1988’den itibaren, teknoloji sürekli olarak dijital fotoğrafçılığın film kameralarından daha iyi renk doğruluğuna sahip daha parlak ve daha keskin fotoğraflar üretme derecesine kadar geliştirildi. Dijital fotoğraflar, anında erişilebilir olma avantajına sahiptir ve çevrimiçi olarak paylaşılabilir veya hemen bir yazıcıya gönderilebilir, bu da iş akışını büyük ölçüde hızlandırır. Hafıza kartlarının değiştirilmesiyle mümkün olan sınırsız depolama ile, hiçbir ek masraf veya filmin bitmesi endişesi olmadan özgürce fotoğraf çekilebilir.
Kamera Teknolojisinde Sırada Ne Var?
360 derecelik fotoğraflar ve videolar, VR için yaygın olarak kullanılır, ancak bir kulaklık veya gözlük takıldığında mevcut olan stereo özelliklerinden tam olarak faydalanmaz. Artırılmış ve sanal gerçeklik büyüdükçe, üç boyutlu fotoğrafların yeniden popüler hale geleceğine dair çok az şüphe var.
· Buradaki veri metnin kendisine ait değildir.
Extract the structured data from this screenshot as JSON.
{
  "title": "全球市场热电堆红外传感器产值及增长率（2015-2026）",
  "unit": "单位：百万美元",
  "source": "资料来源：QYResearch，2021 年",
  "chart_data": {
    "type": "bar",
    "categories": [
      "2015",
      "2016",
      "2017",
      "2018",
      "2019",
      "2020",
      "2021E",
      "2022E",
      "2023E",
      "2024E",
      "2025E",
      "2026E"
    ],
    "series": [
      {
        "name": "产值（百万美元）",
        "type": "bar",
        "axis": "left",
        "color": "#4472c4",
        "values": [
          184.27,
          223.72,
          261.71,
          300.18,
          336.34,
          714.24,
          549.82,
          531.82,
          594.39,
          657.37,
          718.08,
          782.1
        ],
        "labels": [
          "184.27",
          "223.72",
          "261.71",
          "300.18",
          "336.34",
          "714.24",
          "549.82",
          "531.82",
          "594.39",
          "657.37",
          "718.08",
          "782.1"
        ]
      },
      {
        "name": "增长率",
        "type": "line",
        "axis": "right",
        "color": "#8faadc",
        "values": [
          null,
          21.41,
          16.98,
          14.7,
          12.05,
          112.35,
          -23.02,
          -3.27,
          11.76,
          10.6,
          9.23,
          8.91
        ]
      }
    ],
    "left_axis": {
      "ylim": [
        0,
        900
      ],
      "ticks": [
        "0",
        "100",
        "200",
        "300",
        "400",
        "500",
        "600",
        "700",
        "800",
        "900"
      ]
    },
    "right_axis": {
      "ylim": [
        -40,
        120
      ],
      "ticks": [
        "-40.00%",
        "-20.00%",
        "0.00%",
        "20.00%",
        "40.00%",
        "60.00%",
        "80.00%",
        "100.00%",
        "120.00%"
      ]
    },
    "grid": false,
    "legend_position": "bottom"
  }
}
Görüntüleme ekipmanı yaygın olmadığı için stereo kameraların önceki sürümleri hile olarak kabul edildi. Gerçekten sürükleyici bir VR deneyimi, 3D olarak yakalanan 360 derecelik görüntüleri içermelidir. Derinlik verileri, stereo fotoğraflardan çıkarılabilir veya LiDAR taramalarıyla geliştirilebilir. Bu, sanki oradaymışsınız gibi resminizde gezinmenizi sağlar.
Yapay zeka ve makine öğrenimi, birkaç yıldır akıllı telefon fotoğrafçılığını geliştiriyor ve bu teknoloji DSLR’lerde de kullanılmaya başlandı. En gelişmiş biçimlerde, görüntü oluşturucular, birkaç sözcükle sağlandığında bütün bir sahneyi oluşturabilir .
Belki gelecekte, akıllı bir kameraya, bu değişiklikleri daha sonra bir düzenleyicide yapmak yerine, bir fotoğrafın arka planını değiştirmesi, bir sahneye sanal aydınlatma eklemesi veya onu ölçeklendirmesi ve resim çekilmeden önce ayrıntıları en üst düzeye çıkarması söylenebilir. .
Sonuç
Kamera tarihinde birçok çığır açan an olmuştur ve her adım bizi gözün gördüğünü büyük bir hassasiyetle kopyalamaya ve hatta görünmeyeni yakalamak için insan keskinlik seviyelerinin ötesine geçmeye daha da yaklaştırmaktadır. Kameranın ne zaman icat edildiğini sormak yerine, yeniden icat edilmesinin asla durmayacağını bilmek daha ilginç olabilir.